DEL Monte Pacific Ltd. said its sales dropped 5 percent during its fiscal second quarter ending October on weaker sales in its United States unit.
The Campos-led company said its sales hit $636.2 million during the period, down from last year’s $666.8 million.
Its US subsidiary Del Monte Foods Inc., which accounted for 78 percent of group sales, generated a revenue of $493.3 million, down 9 percent from last year as a result of lower inventory builds on packaged vegetable and plastic-fruit cups ahead of the holiday season as major retailers continued their thrust to optimize cash.
There was also weakness in the canned-fruit industry, continued impact of unsuccessful low-margin US Department of Agriculture bids from the second half of the year, plus reduced sales in private label and foodservice business lines, the company said.
Without the one-off items, Del Monte said it achieved a net income of $21 million for the period, 33 percent higher than last year’s recurring net income of $15.8 million.
Inclusive of the one-off items, net income for the quarter was $20.2 million, or less than half of last year’s profits of $47.8 million.
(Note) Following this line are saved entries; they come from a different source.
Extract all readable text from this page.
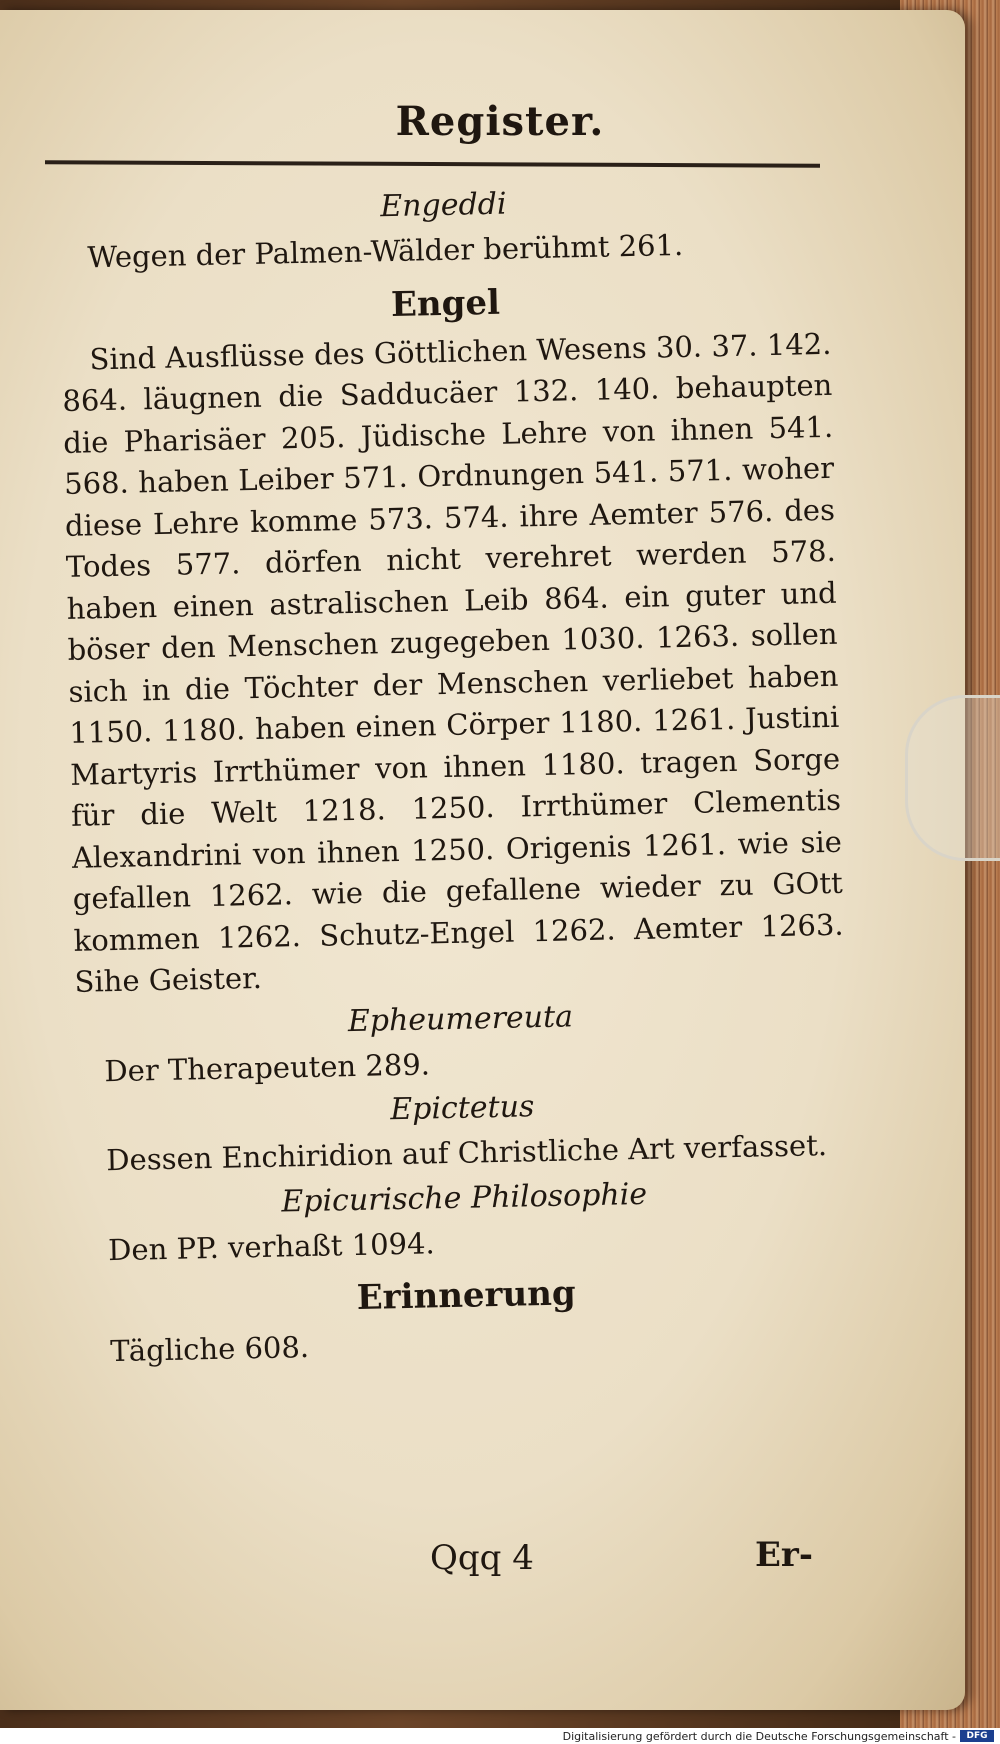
Register.
Engeddi
Wegen der Palmen-Wälder berühmt 261.
Engel
Sind Ausflüsse des Göttlichen Wesens 30. 37. 142. 864. läugnen die Sadducäer 132. 140. behaupten die Pharisäer 205. Jüdische Lehre von ihnen 541. 568. haben Leiber 571. Ordnungen 541. 571. woher diese Lehre komme 573. 574. ihre Aemter 576. des Todes 577. dörfen nicht verehret werden 578. haben einen astralischen Leib 864. ein guter und böser den Menschen zugegeben 1030. 1263. sollen sich in die Töchter der Menschen verliebet haben 1150. 1180. haben einen Cörper 1180. 1261. Justini Martyris Irrthümer von ihnen 1180. tragen Sorge für die Welt 1218. 1250. Irrthümer Clementis Alexandrini von ihnen 1250. Origenis 1261. wie sie gefallen 1262. wie die gefallene wieder zu GOtt kommen 1262. Schutz-Engel 1262. Aemter 1263. Sihe Geister.
Epheumereuta
Der Therapeuten 289.
Epictetus
Dessen Enchiridion auf Christliche Art verfasset.
Epicurische Philosophie
Den PP. verhaßt 1094.
Erinnerung
Tägliche 608.
Qqq 4	Er-
Digitalisierung gefördert durch die Deutsche Forschungsgemeinschaft -	DFG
The one-off item included $1.5 million from closure of the North Carolina plant and severance were also booked in the second quarter of this year.
“This was part of the restructuring exercise started in fiscal year 2016 to optimize operations. In the prior year, due to a net one-time gain of $33.4 million resulting mainly from an amendment to [Del Monte Foods’] retirement plan,” it said.
“The excellent results in the Philippines and the S&W Asian markets, where our teams delivered on both sales expansion and productivity improvement resulting in cost reduction, underscore our strategy to tap into consumption driven growth in Asia which is fuelled by an emerging middle class while, at the same time, seeking to create efficiencies throughout our operations,” said Joselito Campos Jr., the company’s managing director and group CEO.
“Our US business has been impacted by shifting consumer preferences, spending priorities and our performance in the foodservice sector. The demand for convenient packaged foods remains strong and our aim is to increase our market share by doubling our efforts on innovation and new product development,” he said.